What an odd thought.

But she couldn't recall who'd said those words.

***

Muad'Dib was disinherited and he spoke for the disinherited of all time. He cried out against that profound injustice which alienates the individual from that which he was taught to believe, from that which seemed to come to him as a right.

-The Mahdinate, An Analysis by Harq al-Ada

Gurney Halleck sat on the butte at Shuloch with his baliset beside him on a spice-fiber rug. Below him the enclosed basin swarmed with workers planting crops. The sand ramp up which the Cast Out had lured worms on a spice trail had been blocked off with a new qanat. Plantings moved down the slope to hold it.

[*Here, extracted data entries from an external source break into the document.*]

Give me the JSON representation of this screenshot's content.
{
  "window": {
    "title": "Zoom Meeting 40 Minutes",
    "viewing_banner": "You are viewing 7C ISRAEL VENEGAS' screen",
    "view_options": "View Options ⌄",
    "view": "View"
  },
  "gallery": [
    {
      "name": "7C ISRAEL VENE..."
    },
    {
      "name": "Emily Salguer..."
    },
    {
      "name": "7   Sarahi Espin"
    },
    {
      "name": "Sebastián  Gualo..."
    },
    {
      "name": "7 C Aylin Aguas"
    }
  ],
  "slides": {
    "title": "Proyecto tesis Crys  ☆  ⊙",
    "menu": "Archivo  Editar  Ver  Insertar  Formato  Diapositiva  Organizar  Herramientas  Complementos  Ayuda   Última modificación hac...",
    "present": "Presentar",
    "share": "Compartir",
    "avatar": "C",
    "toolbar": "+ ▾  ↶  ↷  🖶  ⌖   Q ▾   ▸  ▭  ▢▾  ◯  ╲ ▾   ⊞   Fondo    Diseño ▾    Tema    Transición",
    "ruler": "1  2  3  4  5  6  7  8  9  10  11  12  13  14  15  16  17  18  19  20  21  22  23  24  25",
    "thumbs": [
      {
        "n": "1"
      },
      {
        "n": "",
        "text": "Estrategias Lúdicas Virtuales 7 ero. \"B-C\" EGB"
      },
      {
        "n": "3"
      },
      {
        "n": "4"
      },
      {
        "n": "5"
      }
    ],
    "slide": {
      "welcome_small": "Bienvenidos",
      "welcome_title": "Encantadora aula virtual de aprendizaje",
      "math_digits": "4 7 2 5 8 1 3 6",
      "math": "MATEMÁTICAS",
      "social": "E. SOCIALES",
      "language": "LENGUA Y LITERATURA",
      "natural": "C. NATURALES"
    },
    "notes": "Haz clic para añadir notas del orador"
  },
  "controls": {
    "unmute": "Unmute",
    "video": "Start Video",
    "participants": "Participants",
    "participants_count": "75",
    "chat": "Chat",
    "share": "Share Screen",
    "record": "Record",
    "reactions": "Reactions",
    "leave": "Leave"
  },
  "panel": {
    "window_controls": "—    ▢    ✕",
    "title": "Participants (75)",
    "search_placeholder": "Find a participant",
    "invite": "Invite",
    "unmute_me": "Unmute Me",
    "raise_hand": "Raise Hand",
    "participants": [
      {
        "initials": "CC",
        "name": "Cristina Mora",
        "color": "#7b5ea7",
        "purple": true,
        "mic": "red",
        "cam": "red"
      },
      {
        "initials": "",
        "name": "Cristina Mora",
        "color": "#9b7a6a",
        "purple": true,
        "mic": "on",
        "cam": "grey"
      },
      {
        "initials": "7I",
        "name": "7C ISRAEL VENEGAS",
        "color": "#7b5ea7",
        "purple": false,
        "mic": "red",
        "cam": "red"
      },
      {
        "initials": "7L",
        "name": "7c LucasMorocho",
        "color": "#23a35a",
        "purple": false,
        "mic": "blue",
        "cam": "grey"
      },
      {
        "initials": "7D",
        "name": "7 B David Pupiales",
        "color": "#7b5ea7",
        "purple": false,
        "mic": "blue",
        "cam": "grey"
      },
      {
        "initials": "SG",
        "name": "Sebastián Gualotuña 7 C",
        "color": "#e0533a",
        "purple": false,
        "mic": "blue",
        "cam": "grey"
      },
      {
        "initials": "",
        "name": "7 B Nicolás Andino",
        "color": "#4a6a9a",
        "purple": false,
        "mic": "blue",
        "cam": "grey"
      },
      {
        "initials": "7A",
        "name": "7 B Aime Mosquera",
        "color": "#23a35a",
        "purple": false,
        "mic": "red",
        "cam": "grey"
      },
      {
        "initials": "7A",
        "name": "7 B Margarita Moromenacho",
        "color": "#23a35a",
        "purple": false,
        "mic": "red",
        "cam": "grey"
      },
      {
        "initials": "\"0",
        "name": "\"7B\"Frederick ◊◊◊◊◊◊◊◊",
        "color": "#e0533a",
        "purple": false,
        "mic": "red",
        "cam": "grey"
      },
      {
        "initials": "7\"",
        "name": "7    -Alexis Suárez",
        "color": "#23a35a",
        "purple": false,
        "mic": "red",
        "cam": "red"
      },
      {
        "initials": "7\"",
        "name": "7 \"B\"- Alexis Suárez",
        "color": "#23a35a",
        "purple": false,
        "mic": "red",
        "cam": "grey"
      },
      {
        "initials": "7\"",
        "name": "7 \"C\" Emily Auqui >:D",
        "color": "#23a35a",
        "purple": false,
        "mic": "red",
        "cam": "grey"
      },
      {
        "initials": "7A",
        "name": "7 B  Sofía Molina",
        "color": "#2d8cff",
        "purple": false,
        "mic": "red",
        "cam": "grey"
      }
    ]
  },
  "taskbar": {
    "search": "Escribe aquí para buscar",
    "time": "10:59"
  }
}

It was almost time for the noon meal and Halleck had been on the butte for more than an hour, seeking privacy in which to think. Humans did the labor below him, but everything he saw was the work of melange. Leto's personal estimate was that spice production would fall soon to a stabilized one-tenth of its peak in the Harkonnen years. Stockpiles throughout the empire doubled in value at every new posting. Three hundred and twenty-one liters were said to have bought half of Novebruns Planet from the Metulli Family.

The Cast Out worked like men driven by a devil, and perhaps they were. Before every meal, they faced the Tanzerouft and prayed to Shai-Hulud personified. That was how they saw Leto and, through their eyes, Halleck saw a future where most of humankind shared that view. Halleck wasn't sure he liked the prospect.